Category: Funny Names

If there’s one common mistake that all stupid customers have made, it is that simple error of getting a name wrong. Be it a product, a person, a store or a place, these simplest of gems often have the most horrific and memorable results…

The Hannibal Special

| VT, USA | Food & Drink, Funny Names

(I work for food service at a hospital.)

Customer: “I would like the human plate.”

Me: *pauses a moment thinking this over* “Did you mean hummus plate?”

Customer: “No I mean the human plate.”

Me: “Okay…” *sent the hummus plate*

Not That Kind Of Store

| Sweden | At The Checkout, Funny Names, Health & Body

(I’m a female pharmacist finishing up business with a male customer:)

Customer: “Oh, I’d also like a woman; can you please get me one?”

Me: “I’m sorry, what do you mean?”

Customer: “I want a woman, the cheap kind!”

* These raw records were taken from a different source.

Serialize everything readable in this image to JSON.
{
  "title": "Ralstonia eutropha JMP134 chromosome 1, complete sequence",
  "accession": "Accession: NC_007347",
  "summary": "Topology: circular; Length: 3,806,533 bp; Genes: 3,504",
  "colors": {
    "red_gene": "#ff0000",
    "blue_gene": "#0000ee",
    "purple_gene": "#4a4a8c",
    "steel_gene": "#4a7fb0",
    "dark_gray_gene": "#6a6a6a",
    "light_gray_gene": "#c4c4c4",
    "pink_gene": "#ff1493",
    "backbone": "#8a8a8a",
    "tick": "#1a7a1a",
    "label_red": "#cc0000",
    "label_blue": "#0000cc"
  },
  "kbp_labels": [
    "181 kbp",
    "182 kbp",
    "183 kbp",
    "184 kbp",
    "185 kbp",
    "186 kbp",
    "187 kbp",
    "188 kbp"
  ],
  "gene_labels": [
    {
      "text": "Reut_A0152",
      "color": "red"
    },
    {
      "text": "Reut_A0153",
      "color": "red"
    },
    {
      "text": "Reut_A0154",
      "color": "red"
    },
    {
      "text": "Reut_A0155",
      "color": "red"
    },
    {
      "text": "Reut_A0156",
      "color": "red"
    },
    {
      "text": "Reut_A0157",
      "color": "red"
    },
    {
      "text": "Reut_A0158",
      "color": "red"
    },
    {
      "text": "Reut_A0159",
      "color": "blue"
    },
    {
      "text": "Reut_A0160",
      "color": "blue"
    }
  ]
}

(He looks at me dead serious.)

Me: “I’m not quite sure I understand…”

Customer: *slower* “I want a woman! But it has to be the cheap kind.”

(I keep looking at him in complete disbelief.)

Customer: *sighs* “How hard can it be? My wife asked me to get her one box of woman or whatever they are called. Where do you keep it? I can get it myself if you tell me where I can find it.”

Me: “Oh… you must mean the multi-vitamin. Wait, I’ll get it for you.”

Customer: *yells after me* “It has to be the cheap kind!”

(We have two kinds of multi-vitamin pill intended for women and both are labeled WOMAN. Apparently that was what he wanted.)

The Name Is A Sticking Point

| Overland Park, KS, USA | Food & Drink, Funny Names

(I’m a waiter at a local pizza place and am currently on the phone with a customer that is placing an order. They’ve ordered a special which enables them to get their choice of either breadsticks or cheese sticks.)

Me: “All right, sir, would you like the breadsticks or cheese sticks with your pizza?”

Customer: *after much thought* “”Hmm, you guys used to have these breadsticks that had cheese on them. Could I get those instead?”

Me: “Sir? Do you mean the cheese sticks?”

Customer: “No, no. The breadsticks with cheese!”

Me: *clicking the cheese sticks button* “Oh yeah, the breadsticks with cheese! I can do that for you!”

Customer: “Thank you! You have no idea how many other [Store]s don’t know what I’m talking about!”